CSP professional adviser Sara Conroy explores the heated debate surrounding advanced practice and unpicks some misinformation that exists
In recent months, social media and professional discourse have seen a surge in debate around advanced practice roles across healthcare. Much of this discussion has centred on concerns that the growth of advanced practitioners (APs), represents a form of medical substitution – healthcare delivered ‘on the cheap,’ potentially at the expense of both patient safety and medical training.
While these concerns deserve acknowledgement, they are often rooted in a misunderstanding of what advanced practice is; and what it is not.
Part of the confusion can be traced back to NHS England’s 2017 Multi-professional Framework for Advanced Clinical Practice. This framework, widely adopted by English NHS trusts and the CSP, enabled a broad range of healthcare professionals, including physiotherapists, nurses, paramedics, and others, to undertake master’s level, generic education and develop ‘advanced’ capabilities. Crucially, however, many considered that the framework positioned advanced clinical practice as a specific role, rather than as a level of practice. The updated 2025 framework clarifies that advanced practice is simply a level of practice which describes the complexity, autonomy, and scope of work, rather than a job title or professional identity.

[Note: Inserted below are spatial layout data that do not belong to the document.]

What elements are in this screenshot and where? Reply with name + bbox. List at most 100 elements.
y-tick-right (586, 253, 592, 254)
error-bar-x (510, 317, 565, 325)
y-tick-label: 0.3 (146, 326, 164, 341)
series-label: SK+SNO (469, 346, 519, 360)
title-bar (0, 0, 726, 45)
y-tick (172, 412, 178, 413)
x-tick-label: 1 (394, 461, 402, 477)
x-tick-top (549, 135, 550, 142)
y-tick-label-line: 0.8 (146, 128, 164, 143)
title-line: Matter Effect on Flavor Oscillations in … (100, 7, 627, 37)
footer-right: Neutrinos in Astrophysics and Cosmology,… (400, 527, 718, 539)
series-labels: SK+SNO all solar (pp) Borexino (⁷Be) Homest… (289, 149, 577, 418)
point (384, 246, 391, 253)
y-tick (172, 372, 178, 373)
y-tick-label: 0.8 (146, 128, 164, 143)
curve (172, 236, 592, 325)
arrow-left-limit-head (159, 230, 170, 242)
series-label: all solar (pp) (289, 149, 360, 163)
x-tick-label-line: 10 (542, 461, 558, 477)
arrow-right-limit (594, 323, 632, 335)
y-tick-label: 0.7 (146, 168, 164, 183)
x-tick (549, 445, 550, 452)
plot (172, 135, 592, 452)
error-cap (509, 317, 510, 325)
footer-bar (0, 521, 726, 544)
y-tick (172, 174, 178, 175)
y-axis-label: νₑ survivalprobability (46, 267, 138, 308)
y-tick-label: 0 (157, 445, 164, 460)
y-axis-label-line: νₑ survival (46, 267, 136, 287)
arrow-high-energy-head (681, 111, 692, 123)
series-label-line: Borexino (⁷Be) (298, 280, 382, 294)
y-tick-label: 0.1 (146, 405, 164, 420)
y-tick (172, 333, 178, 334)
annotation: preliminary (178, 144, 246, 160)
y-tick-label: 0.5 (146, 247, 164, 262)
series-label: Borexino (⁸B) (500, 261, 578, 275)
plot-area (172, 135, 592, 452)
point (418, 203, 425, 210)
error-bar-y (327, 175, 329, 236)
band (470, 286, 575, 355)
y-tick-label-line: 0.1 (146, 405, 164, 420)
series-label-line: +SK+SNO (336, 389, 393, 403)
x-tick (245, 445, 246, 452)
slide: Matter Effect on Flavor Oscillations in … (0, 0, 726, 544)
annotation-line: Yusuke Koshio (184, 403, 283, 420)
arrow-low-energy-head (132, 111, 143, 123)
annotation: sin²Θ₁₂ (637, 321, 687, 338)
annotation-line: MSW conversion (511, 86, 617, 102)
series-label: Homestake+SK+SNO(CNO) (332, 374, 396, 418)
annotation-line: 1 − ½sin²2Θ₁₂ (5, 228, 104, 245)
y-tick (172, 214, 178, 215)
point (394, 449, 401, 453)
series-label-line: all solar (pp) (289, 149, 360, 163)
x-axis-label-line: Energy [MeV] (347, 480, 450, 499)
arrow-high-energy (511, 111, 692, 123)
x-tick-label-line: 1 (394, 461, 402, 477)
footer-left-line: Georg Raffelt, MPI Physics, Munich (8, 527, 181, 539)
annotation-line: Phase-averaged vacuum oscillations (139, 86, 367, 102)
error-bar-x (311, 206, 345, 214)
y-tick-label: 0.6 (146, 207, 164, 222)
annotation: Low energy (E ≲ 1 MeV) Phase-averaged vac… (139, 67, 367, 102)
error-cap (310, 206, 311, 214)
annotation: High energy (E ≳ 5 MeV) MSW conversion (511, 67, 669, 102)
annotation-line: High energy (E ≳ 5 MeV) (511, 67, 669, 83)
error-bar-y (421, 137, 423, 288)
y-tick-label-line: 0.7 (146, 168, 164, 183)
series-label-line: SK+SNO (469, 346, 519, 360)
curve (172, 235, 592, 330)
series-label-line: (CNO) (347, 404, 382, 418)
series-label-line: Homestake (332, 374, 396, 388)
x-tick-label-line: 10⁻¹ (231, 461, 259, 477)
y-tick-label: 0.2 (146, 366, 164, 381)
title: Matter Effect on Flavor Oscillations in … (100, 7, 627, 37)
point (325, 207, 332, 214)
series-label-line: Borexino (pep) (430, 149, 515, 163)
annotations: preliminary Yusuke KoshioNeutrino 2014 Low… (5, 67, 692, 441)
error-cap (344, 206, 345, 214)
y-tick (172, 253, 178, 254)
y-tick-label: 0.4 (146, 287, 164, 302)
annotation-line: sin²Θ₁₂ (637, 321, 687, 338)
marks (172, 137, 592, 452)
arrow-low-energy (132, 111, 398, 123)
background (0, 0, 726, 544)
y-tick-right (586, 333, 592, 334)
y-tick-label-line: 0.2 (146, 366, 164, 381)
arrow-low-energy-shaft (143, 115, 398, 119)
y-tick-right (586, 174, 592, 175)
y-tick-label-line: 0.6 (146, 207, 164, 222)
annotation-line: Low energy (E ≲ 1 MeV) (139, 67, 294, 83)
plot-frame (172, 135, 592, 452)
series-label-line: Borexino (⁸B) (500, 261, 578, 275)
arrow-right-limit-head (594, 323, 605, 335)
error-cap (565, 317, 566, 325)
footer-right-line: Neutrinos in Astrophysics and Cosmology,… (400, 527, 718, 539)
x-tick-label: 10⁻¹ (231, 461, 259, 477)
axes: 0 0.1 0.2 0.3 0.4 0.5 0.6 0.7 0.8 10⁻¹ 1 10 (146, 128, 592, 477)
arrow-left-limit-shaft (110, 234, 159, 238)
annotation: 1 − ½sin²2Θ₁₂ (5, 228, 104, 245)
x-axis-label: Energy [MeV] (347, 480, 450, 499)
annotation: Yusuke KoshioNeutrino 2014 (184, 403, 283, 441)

It is within this nuance that much of the current debate becomes blurred.
Physiotherapists working at an advanced level are not, and will never be, medics. They remain firmly grounded in their profession, regulated accordingly, and accountable to the standards set by the Health and Care Professions Council. Advanced practice physiotherapists (APPs) build on this foundation, integrating higher-level clinical reasoning, complex decision-making, and risk management in often uncertain and multifactorial clinical scenarios.
APPs approach patient care through a physiotherapy lens, one that emphasises function, movement, rehabilitation, and holistic management. This represents a distinct and valuable contribution, not a diluted version of medical practice.
The assertion that advanced practitioners are substituting for doctors overlooks the reality of modern healthcare delivery. Increasing patient complexity, rising demand, and workforce pressures require a more flexible, team-based approach. Within this, advanced practitioners are best understood not as replacements, but as complementary professionals, each bringing a specific expertise that enhances the overall quality and responsiveness of care.
The future of healthcare does not lie in blurring professional boundaries to the point of indistinction, nor in reinforcing rigid hierarchies that limit innovation. Instead, it depends on clarity: clarity of roles, clarity of training, and clarity of contribution. APPs exemplify these; expert clinicians working at a higher level within their own professional domain, contributing meaningfully to patient pathways and system efficiency.
The challenge, therefore, is not to defend advanced practice as a concept, but to articulate it more clearly. By doing so, we can move beyond unhelpful narratives of substitution and towards a more accurate understanding: one of collaboration, complementarity, and shared responsibility for delivering high quality patient care.